Times have changed, communication channels have changed, data sources have changed, and so have the tools and analytics, including artificial intelligence (AI) solutions such as machine learning (ML) and natural language processing (NLP), that we can now use to effectively prune data collections and identify potentially privileged information. Although advice about how to make keyword lists better for privilege review is always welcome in eDiscovery, it is probably time to look beyond the keyword list paradigm in favor of more sophisticated tools and methods that can be applied across assets, practice groups, firms, or lines of business to identify potentially privileged information.
Privilege protection: vital—and challenging
Protecting privileged information from disclosure is an ethical obligation that rests at the heart of the U.S. legal system and it is as challenging to execute as it is important. Attorney-client or work product privilege claims may be obvious in some cases while requiring nuanced judgement calls in others, depending upon context, participant(s), recipient(s), audience, and other factors. The penalty for a misstep can be severe; inadvertent production of privileged material can sink a case by providing information to the opposing party that can’t be un-seen or result in a waiver of privilege that exposes any number of other documents to the unwelcome light of day (a Rule 502(d) order notwithstanding).
Making everything more difficult today is the sheer volume of information usually in play.

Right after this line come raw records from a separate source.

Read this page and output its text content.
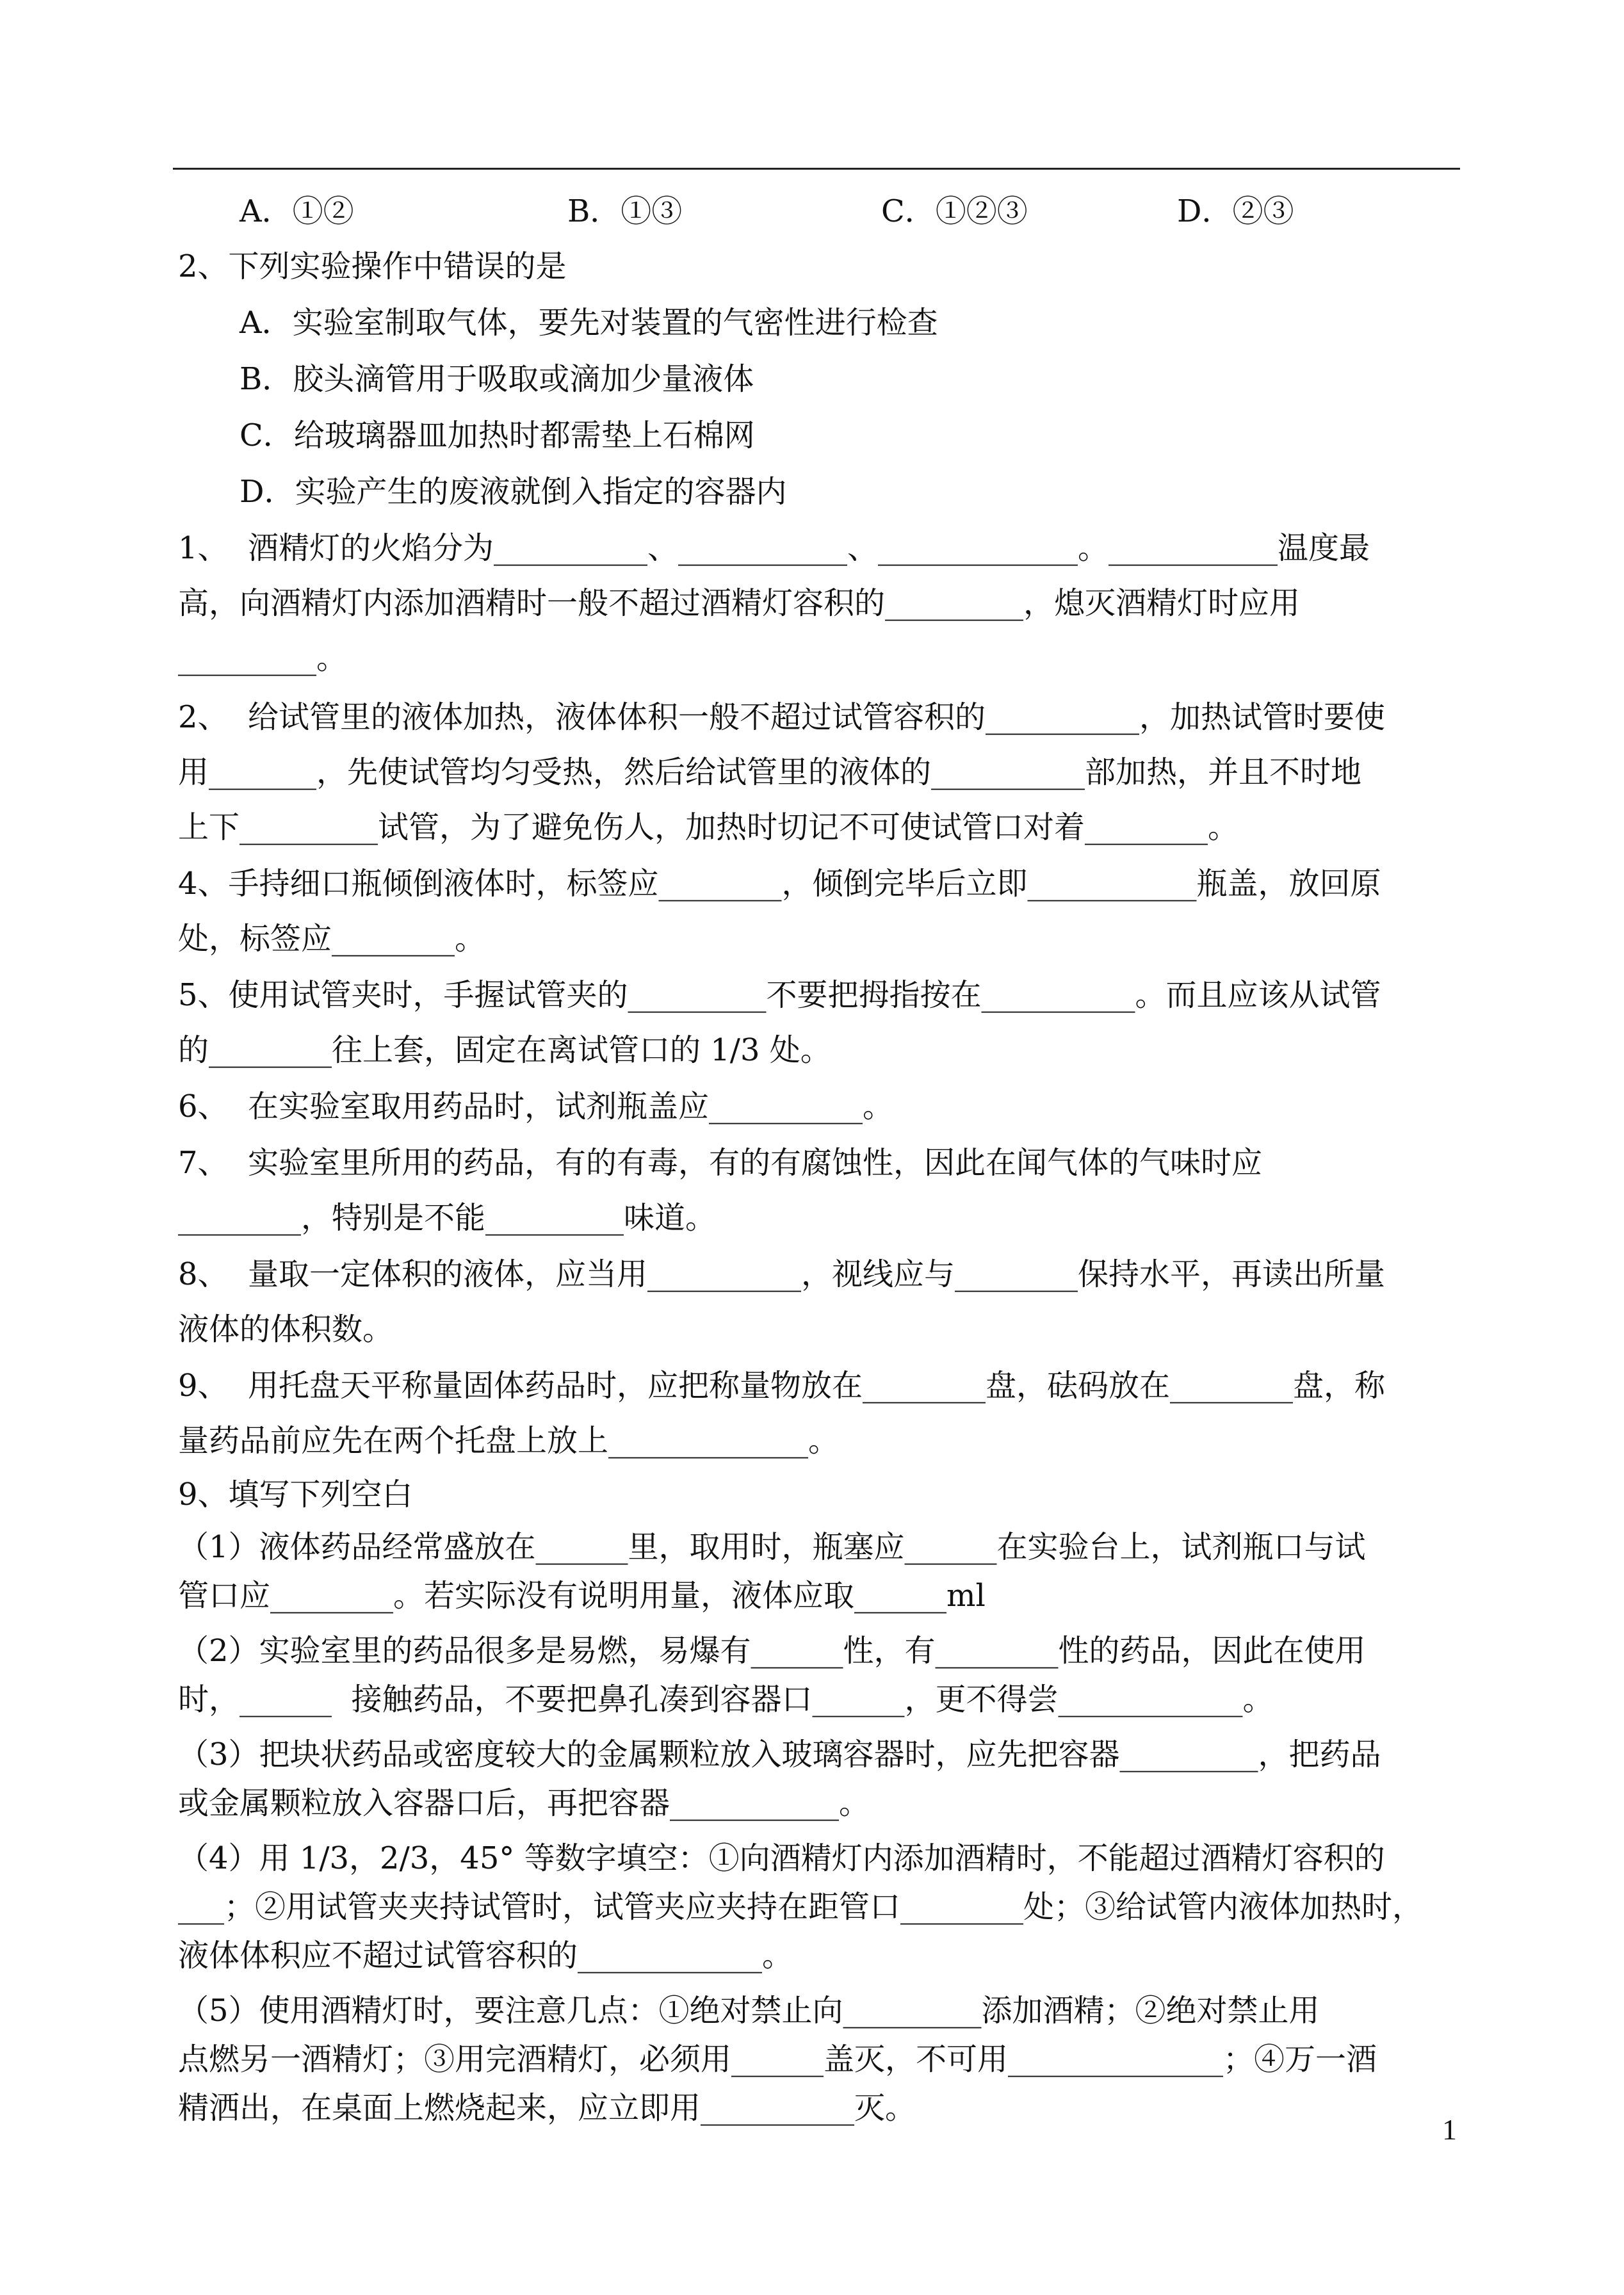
A．①②	B．①③	C．①②③	D．②③
2、下列实验操作中错误的是
A．实验室制取气体，要先对装置的气密性进行检查
B．胶头滴管用于吸取或滴加少量液体
C．给玻璃器皿加热时都需垫上石棉网
D．实验产生的废液就倒入指定的容器内
1、  酒精灯的火焰分为__________、___________、_____________。___________温度最
高，向酒精灯内添加酒精时一般不超过酒精灯容积的_________，熄灭酒精灯时应用
_________。
2、  给试管里的液体加热，液体体积一般不超过试管容积的__________，加热试管时要使
用_______，先使试管均匀受热，然后给试管里的液体的__________部加热，并且不时地
上下_________试管，为了避免伤人，加热时切记不可使试管口对着________。
4、手持细口瓶倾倒液体时，标签应________，倾倒完毕后立即___________瓶盖，放回原
处，标签应________。
5、使用试管夹时，手握试管夹的_________不要把拇指按在__________。而且应该从试管
的________往上套，固定在离试管口的 1/3 处。
6、  在实验室取用药品时，试剂瓶盖应__________。
7、  实验室里所用的药品，有的有毒，有的有腐蚀性，因此在闻气体的气味时应
________，特别是不能_________味道。
8、  量取一定体积的液体，应当用__________，视线应与________保持水平，再读出所量
液体的体积数。
9、  用托盘天平称量固体药品时，应把称量物放在________盘，砝码放在________盘，称
量药品前应先在两个托盘上放上_____________。
9、填写下列空白
（1）液体药品经常盛放在______里，取用时，瓶塞应______在实验台上，试剂瓶口与试
管口应________。若实际没有说明用量，液体应取______ml
（2）实验室里的药品很多是易燃，易爆有______性，有________性的药品，因此在使用
时，______  接触药品，不要把鼻孔凑到容器口______，更不得尝____________。
（3）把块状药品或密度较大的金属颗粒放入玻璃容器时，应先把容器_________，把药品
或金属颗粒放入容器口后，再把容器___________。
（4）用 1/3，2/3，45° 等数字填空：①向酒精灯内添加酒精时，不能超过酒精灯容积的
___；②用试管夹夹持试管时，试管夹应夹持在距管口________处；③给试管内液体加热时，
液体体积应不超过试管容积的____________。
（5）使用酒精灯时，要注意几点：①绝对禁止向_________添加酒精；②绝对禁止用
点燃另一酒精灯；③用完酒精灯，必须用______盖灭，不可用______________；④万一酒
精洒出，在桌面上燃烧起来，应立即用__________灭。
1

It is not uncommon for document collections to comprise thousands to millions of potentially responsive documents, a subset of which will need to be identified to be reviewed for privilege, a very costly and time-consuming exercise. Any tools and methods that can reduce the size of the potentially responsive data pile to begin with are a welcome part of the toolkit; any that can accurately identify the potentially privileged material within that pile even more so.
Enter AI and analytics
Just as technology-assisted review (TAR) took a while to catch on for responsive review, the same is true for the application of AI tools for streamlining privilege. Privilege identification is a tougher nut to crack than responsiveness for a few reasons: it’s not a straightforward binary process as context is very important, it requires consistency throughout the data population, and there can be more at stake in getting it wrong—thus a higher demand for accuracy. And then there’s the dreaded privilege log to consider.
These are actually arguments in favor of using advanced technology, not bypassing it, since tools properly configured and deployed can streamline the entire process and achieve the end goal better than the best keyword list a legal team can devise and a room full of the most diligent reviewers.
Data reduction and targeting
Since many privilege assessments may be nuanced and require a human judgment call, accelerating the privilege review workflow is more about data reduction first and targeting the most likely privileged content next: that is, weeding out non-responsive and non-privileged material early on while finding better ways to elevate, prioritize and review the potentially privileged documents in the responsive pile. Advanced technologies work well here.
To tackle the weeding part, deduplication tools and methods that identify non-responsive content can be deployed to winnow the problem area and technologies to detect and ignore legal disclaimers and boilerplate language can help eliminate false additions to the “for privilege review” pile when they don’t belong there.
Name normalization techniques can address the variation in the way lawyer names appear throughout a document population to elevate those documents and enable more consistent privilege calls. Plus, moving this step to the beginning of the privilege review process can actually help identify privilege, where most workflows wait to take this step until the very end which can mean potentially missing an obscure attorney name hidden in the documents. Analytics tools for email threading can group messages and replies that enable a reviewer to see and understand an email chain as a coherent conversation rather than a bunch of single email messages so they can make nuanced coding decisions at the message, branch or thread level. This is critical in privilege review as only parts of a given thread may be protected.
Automated privilege logging
The benefits of using advanced analytics and AI tools over keyword lists alone extend beyond the identification of privileged information to advancing one’s footing in the creation of the privilege log. Customized or pre-built settings in certain applications can generate privilege reasons associated with privilege calls, to help build, tailor and streamline the process inside a review tool. This not only saves pre-preproduction work, it provides consistency. (Note that it helps to have determined if email threads will need to be logged as single entries, or whether a categorical privilege log rather than a document-by-document log will suffice given the characteristics of the case and document population.)
This is just the beginning of streamlining privilege review. As time goes on, sophisticated AI tools and prebuilt classifiers will be used more and more to help identify nuanced legal concepts based on semantic content in the documents so that less human intervention is required. More customized efforts will be able to improve the likelihood that data volume can be reduced further without missing potentially privileged information.
As with TAR, the privilege review workflow will become even more refined with time as tools and methods (and developers) evolve with experience. With such promising options available, keyword lists as the primary mechanism for finding potentially privileged information may soon enough be a thing of the past.